Dashvara laissa échapper un rire sourd et incrédule. Aussitôt, il sentit qu’une nouvelle crise de toux menaçait de le secouer, mais cette fois il parvint à l’étouffer.

— Diables —marmonna-t-il—. Tahisran, hein ? Une ombre. Magnifique. Qui aurait pu l’imaginer. Et maintenant, ôte-moi d’un doute : je rêve, je parle avec mon propre esprit ou tu me dis vraiment la vérité ?

L’ombre se déplaça sous la lumière et Dashvara put parfaitement voir sa silhouette. Il retint un hurlement de terreur. C’était un esprit sorti des catacombes, comprit-il soudain. Il avait dérangé son repos et, à présent, il venait se venger… Dashvara eut un rictus et se dit à lui-même : n’importe quoi. Les morts ne se lèvent pas.

“Tu ne rêves pas si tu es éveillé”, raisonna l’ombre posément. “Je t’ai dit la vérité. J’étais enfermé depuis de nombreuses années dans la mort, parce que je me sentais désespéré et découragé. Autrefois, j’étais un elfe. Mais un terrible accident m’a arraché à mon corps. C’est à cause d’une Baie de l’Enfer. Et comme généralement les gens craignent les ombres, j’ai émigré dans les Souterrains. Un jour, j’ai rencontré une fillette perdue, je l’ai aidée à survivre, puis je l’ai laissée pour partir à la recherche de ses parents. Je les ai cherchés durant des années dans toute la Terre Baie. J’ai parcouru l’Empire d’Iskamangra. Les Hautes-Terres. Le désert de Bladhy. Kunkubria et des terres lointaines dont j’ignore le nom.”

En état de choc, Dashvara vit l’ombre baisser la tête.

“Finalement, j’ai perdu espoir”, murmura-t-il mentalement. “Quand je suis revenu, la fillette n’était plus là. Je sais, au plus profond de mon cœur, qu’elle est morte. La seule chose qui donnait un peu de lumière à mon existence, et je l’ai perdue.”

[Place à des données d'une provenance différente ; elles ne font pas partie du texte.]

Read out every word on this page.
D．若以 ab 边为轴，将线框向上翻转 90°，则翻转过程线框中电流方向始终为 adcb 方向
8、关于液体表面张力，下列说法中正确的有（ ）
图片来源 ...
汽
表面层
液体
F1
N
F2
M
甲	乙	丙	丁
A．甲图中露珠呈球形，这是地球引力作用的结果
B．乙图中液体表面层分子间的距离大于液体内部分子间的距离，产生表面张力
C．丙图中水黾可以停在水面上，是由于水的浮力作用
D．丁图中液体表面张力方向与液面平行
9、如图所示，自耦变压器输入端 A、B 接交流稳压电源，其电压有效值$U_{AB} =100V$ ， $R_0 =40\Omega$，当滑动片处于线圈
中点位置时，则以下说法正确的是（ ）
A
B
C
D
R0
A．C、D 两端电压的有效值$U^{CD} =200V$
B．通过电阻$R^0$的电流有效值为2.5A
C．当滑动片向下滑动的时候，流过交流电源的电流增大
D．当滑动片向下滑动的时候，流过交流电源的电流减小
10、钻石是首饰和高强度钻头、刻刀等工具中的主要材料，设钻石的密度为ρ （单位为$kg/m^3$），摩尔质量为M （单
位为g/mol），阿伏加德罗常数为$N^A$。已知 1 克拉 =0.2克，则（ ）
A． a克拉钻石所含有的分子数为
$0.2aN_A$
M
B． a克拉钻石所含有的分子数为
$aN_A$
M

Dashvara crut presque entendre le soupir déchirant de l’ombre. Et il fut certain de la voir esquisser un sourire sincère quand elle ajouta :

“Mais comme le disait la fillette : ce n’est pas bien d’être triste. Aussi, j’ai décidé de te suivre et de continuer à faire des choses.”

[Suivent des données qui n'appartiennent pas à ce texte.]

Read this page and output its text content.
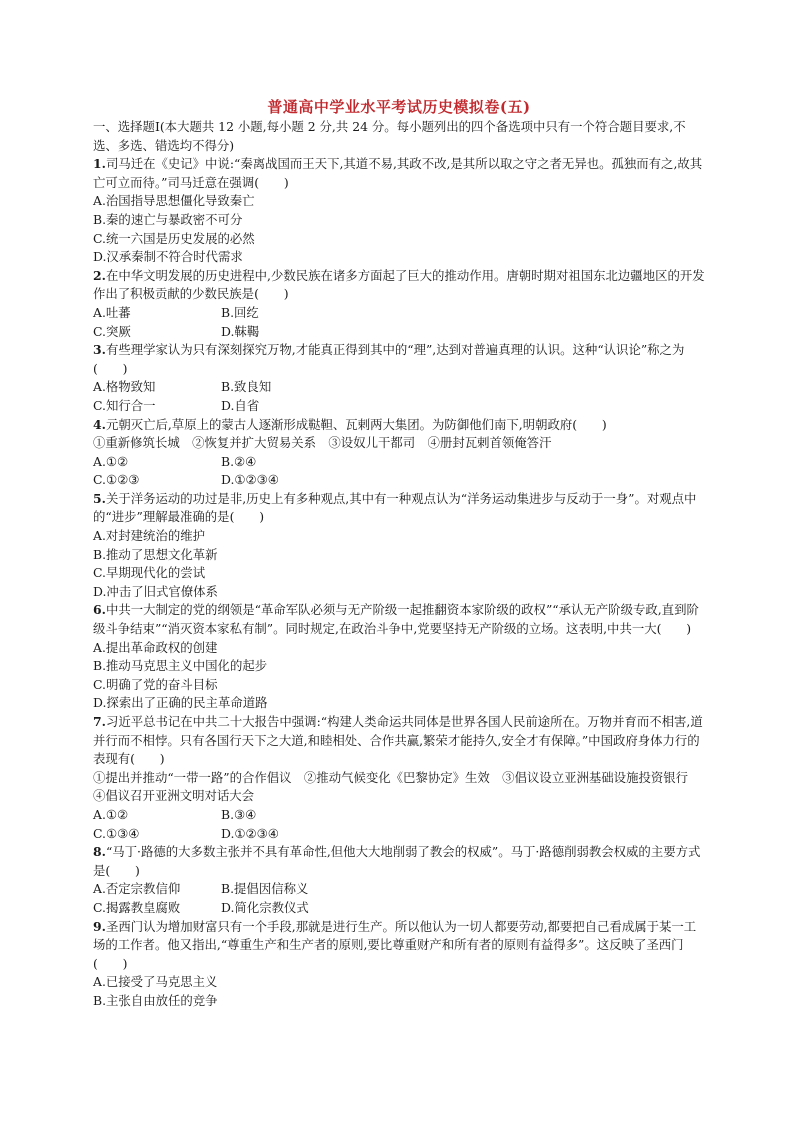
普通高中学业水平考试历史模拟卷(五)
一、选择题Ⅰ(本大题共 12 小题,每小题 2 分,共 24 分。每小题列出的四个备选项中只有一个符合题目要求,不选、多选、错选均不得分)
1.司马迁在《史记》中说:“秦离战国而王天下,其道不易,其政不改,是其所以取之守之者无异也。孤独而有之,故其亡可立而待。”司马迁意在强调(　　)
A.治国指导思想僵化导致秦亡
B.秦的速亡与暴政密不可分
C.统一六国是历史发展的必然
D.汉承秦制不符合时代需求
2.在中华文明发展的历史进程中,少数民族在诸多方面起了巨大的推动作用。唐朝时期对祖国东北边疆地区的开发作出了积极贡献的少数民族是(　　)
A.吐蕃	B.回纥
C.突厥	D.靺鞨
3.有些理学家认为只有深刻探究万物,才能真正得到其中的“理”,达到对普遍真理的认识。这种“认识论”称之为(　　)
A.格物致知	B.致良知
C.知行合一	D.自省
4.元朝灭亡后,草原上的蒙古人逐渐形成鞑靼、瓦剌两大集团。为防御他们南下,明朝政府(　　)
①重新修筑长城　②恢复并扩大贸易关系　③设奴儿干都司　④册封瓦剌首领俺答汗
A.①②	B.②④
C.①②③	D.①②③④
5.关于洋务运动的功过是非,历史上有多种观点,其中有一种观点认为“洋务运动集进步与反动于一身”。对观点中的“进步”理解最准确的是(　　)
A.对封建统治的维护
B.推动了思想文化革新
C.早期现代化的尝试
D.冲击了旧式官僚体系
6.中共一大制定的党的纲领是“革命军队必须与无产阶级一起推翻资本家阶级的政权”“承认无产阶级专政,直到阶级斗争结束”“消灭资本家私有制”。同时规定,在政治斗争中,党要坚持无产阶级的立场。这表明,中共一大(　　)
A.提出革命政权的创建
B.推动马克思主义中国化的起步
C.明确了党的奋斗目标
D.探索出了正确的民主革命道路
7.习近平总书记在中共二十大报告中强调:“构建人类命运共同体是世界各国人民前途所在。万物并育而不相害,道并行而不相悖。只有各国行天下之大道,和睦相处、合作共赢,繁荣才能持久,安全才有保障。”中国政府身体力行的表现有(　　)
①提出并推动“一带一路”的合作倡议　②推动气候变化《巴黎协定》生效　③倡议设立亚洲基础设施投资银行　④倡议召开亚洲文明对话大会
A.①②	B.③④
C.①③④	D.①②③④
8.“马丁·路德的大多数主张并不具有革命性,但他大大地削弱了教会的权威”。马丁·路德削弱教会权威的主要方式是(　　)
A.否定宗教信仰	B.提倡因信称义
C.揭露教皇腐败	D.简化宗教仪式
9.圣西门认为增加财富只有一个手段,那就是进行生产。所以他认为一切人都要劳动,都要把自己看成属于某一工场的工作者。他又指出,“尊重生产和生产者的原则,要比尊重财产和所有者的原则有益得多”。这反映了圣西门(　　)
A.已接受了马克思主义
B.主张自由放任的竞争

Les lèvres de Dashvara tremblaient.

— Àaa… à faire quoi ? —bégaya-t-il.

L’ombre haussa les épaules, fit un pas en arrière, sortant du halo de lumière, et disparut en murmurant tout simplement :

“Des choses.”

Dashvara continua à scruter les ombres, le cœur glacé. Son esprit n’aurait pas pu inventer une telle histoire, même si son sang avait été à la température d’un volcan. Par conséquent, soit quelqu’un lui jouait un tour avec des illusions magiques, soit il avait réellement parlé avec une ombre.

Il reposa la tête sur l’oreiller et soupira. Cette fois, il allait vraiment être incapable de fermer les yeux, se dit-il. Ne sachant quelles sortes de « choses » cette créature pensait faire, il ne pouvait être tranquille. De fait, ses mains tremblaient toutes seules comme celles d’un enfant craignant l’obscurité.

C’est dans ces circonstances incompréhensibles qu’un homme s’en remet aux entités qu’il ne comprend pas.

— Liadirlá, kayástaram —pria Dashvara avec ferveur. Et, comme pour s’assurer que le Liadirlá entendait sa prière, il murmura en langue commune— : Oiseau Éternel, ne m’abandonne pas.

Sentant une vague d’apaisement sortie d’on ne sait où, il finit par trouver le sommeil dans une chambre occupée par une ombre.